Is that the case for either a publicly addressable domain accessed over HTTP or the domain part of an email address? Happy to be proven wrong, but I don't think there's a single website address that has a period immediately after the TLD, is there?
It is one of those things that may have been required in the early days of the internet when subdomains were used without the TLD being specified, but has become so common to use the full domain and omit the root hierarchy that it is now the default. It may be a better approach to remove it if present before reporting.
Yeah, thought that might be the case. The decision we keep running into with this project is strict adherence to RFCs versus filtering out junk. If I was to look at the occurrences of periods at the end of domains in everything from domain searches to breach parsing to people signing up to notifications, I bet 100% of them will be parsing or user input errors rather than compliance with an RFC edge case! I'm also of the view that if you could legitimately put a period at the end of say, an address, you'd be blocked in so many places you'd quickly stop doing that!
That is a valid view, and related to the other issues where emails may start with { or /, but in real life the users impacted by a data breach will never have that. I would be in favour of stripping them per how we use them on the internet today rather than strict RFC compliance.
@troyhunt is this still an issue? I just created a dummy file with a period at the end - user@123.com. - and the extractor removed the period as it wasn't present in the output file.
Yep, still an issue. In fact, this is our only failing test right now: https://github.com/HaveIBeenPwned/EmailAddressExtractor/blob/7bf5312f5600cda5e4c746c6ece4c4168fbbbef3/test/LegacyTests.cs#L168
Interesting, OK I'll investigate further.
The extractor was already stripping the trailing period and if the other checks were passed we are left with presumably a valid email address. I would also be in favour of this behaviour in case a system exported email addresses with a trailing period (is it likely that an export would append or maybe even store an address with a trailing period? - I assume for the majority this would not be the case).

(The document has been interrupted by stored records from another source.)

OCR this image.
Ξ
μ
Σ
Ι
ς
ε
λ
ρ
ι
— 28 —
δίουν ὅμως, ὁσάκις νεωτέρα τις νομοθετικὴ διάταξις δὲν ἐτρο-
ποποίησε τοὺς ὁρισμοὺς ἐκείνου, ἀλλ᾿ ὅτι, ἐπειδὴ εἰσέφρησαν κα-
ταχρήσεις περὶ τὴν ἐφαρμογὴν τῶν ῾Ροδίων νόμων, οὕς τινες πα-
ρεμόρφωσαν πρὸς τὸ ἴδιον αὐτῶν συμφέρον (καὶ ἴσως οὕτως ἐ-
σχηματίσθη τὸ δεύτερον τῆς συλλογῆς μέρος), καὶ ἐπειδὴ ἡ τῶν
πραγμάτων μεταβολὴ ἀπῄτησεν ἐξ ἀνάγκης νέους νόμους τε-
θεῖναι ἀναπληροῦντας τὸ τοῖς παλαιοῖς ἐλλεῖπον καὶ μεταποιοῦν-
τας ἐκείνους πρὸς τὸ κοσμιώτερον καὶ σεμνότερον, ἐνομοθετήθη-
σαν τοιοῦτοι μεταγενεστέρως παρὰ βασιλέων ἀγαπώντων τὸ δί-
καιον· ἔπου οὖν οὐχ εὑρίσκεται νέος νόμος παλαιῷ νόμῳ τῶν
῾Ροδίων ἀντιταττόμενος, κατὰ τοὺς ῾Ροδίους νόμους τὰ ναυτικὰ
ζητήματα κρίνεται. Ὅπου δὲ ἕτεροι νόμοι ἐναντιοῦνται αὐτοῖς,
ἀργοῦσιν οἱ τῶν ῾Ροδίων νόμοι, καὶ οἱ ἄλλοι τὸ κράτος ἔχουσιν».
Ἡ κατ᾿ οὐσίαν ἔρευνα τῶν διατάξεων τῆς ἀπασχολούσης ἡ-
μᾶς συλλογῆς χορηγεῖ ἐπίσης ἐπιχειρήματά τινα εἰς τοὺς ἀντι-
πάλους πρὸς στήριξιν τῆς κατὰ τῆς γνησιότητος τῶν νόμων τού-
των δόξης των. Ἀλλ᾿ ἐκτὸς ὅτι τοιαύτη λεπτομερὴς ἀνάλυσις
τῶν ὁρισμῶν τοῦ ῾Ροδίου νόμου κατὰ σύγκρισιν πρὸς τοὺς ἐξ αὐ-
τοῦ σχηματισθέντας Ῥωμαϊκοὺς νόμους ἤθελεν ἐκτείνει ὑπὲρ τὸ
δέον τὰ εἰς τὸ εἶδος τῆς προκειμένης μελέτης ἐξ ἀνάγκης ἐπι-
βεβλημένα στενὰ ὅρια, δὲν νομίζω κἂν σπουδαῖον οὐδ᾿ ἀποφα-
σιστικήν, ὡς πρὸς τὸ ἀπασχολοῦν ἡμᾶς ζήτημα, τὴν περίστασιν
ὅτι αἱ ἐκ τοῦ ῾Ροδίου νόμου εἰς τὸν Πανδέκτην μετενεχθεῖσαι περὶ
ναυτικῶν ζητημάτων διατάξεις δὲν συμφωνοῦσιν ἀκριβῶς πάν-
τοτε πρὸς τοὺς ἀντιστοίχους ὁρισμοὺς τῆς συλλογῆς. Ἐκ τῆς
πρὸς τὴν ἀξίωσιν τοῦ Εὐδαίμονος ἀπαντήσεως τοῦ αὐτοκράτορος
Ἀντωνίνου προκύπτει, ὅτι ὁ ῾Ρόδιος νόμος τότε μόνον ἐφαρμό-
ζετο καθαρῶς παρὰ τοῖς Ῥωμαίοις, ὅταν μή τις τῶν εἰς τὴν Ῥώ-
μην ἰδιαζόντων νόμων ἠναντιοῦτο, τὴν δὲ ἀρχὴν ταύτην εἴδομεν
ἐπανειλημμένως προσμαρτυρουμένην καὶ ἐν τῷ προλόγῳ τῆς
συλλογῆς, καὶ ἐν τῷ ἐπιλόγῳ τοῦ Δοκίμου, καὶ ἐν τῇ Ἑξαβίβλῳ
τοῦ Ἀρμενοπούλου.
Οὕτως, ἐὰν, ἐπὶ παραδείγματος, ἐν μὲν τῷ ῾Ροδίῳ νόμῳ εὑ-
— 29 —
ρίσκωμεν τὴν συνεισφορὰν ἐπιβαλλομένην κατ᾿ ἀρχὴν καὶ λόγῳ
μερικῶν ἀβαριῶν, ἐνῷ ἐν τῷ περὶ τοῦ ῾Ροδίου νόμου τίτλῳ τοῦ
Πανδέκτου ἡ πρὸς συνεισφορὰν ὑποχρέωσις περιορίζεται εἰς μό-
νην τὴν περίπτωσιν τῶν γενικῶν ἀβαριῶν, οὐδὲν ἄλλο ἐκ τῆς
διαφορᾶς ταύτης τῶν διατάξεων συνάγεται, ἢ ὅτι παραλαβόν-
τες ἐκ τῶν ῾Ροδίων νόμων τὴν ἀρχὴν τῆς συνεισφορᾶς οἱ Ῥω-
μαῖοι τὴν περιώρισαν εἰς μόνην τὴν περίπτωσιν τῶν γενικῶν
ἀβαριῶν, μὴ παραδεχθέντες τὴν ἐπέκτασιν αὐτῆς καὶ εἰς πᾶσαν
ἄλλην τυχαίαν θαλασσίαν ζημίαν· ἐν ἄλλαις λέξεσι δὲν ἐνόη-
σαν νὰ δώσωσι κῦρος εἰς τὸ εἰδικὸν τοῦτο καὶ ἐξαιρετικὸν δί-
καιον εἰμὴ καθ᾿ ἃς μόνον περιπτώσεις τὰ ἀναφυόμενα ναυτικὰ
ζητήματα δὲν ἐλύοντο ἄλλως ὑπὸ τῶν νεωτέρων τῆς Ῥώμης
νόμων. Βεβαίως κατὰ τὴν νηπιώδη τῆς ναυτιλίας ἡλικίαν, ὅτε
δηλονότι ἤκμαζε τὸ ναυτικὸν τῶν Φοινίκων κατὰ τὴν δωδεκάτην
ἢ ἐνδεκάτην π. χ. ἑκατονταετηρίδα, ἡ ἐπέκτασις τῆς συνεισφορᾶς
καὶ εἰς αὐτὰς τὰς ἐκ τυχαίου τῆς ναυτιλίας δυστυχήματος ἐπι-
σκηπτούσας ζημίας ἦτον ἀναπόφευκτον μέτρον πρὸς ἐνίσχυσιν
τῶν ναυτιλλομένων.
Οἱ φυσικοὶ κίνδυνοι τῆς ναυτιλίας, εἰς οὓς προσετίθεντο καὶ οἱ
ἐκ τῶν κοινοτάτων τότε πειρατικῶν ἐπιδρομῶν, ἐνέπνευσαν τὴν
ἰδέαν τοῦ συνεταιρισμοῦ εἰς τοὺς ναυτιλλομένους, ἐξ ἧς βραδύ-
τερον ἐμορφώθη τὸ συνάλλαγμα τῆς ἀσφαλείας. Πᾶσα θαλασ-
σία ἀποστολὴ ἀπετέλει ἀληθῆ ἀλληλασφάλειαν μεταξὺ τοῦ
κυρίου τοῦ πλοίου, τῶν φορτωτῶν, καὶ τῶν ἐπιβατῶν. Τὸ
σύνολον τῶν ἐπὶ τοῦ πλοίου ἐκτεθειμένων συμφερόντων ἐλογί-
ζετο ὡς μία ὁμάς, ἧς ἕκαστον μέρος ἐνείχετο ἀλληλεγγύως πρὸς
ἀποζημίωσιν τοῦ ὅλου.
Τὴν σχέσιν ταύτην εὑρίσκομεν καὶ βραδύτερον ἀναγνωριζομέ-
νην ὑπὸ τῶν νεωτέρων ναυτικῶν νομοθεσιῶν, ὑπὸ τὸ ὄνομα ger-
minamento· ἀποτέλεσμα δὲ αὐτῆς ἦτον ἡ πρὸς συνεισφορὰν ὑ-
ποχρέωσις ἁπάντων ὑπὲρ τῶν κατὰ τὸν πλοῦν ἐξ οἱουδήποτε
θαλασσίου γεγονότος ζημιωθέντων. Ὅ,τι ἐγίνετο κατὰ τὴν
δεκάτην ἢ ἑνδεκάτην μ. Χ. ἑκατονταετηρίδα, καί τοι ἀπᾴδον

Have there been examples where the other checks allow invalid email addresses through when there is a trailing period?
I've created a PR which invalidates email addresses with a trailing period.
I think this works perfectly for now, I can't see any other places it would cause issues, certainly all the tests pass successfully. Thanks!
I just added a failing test for this (DomainEndingInPeriodIsInvalid) after finding some junk that had made its way through.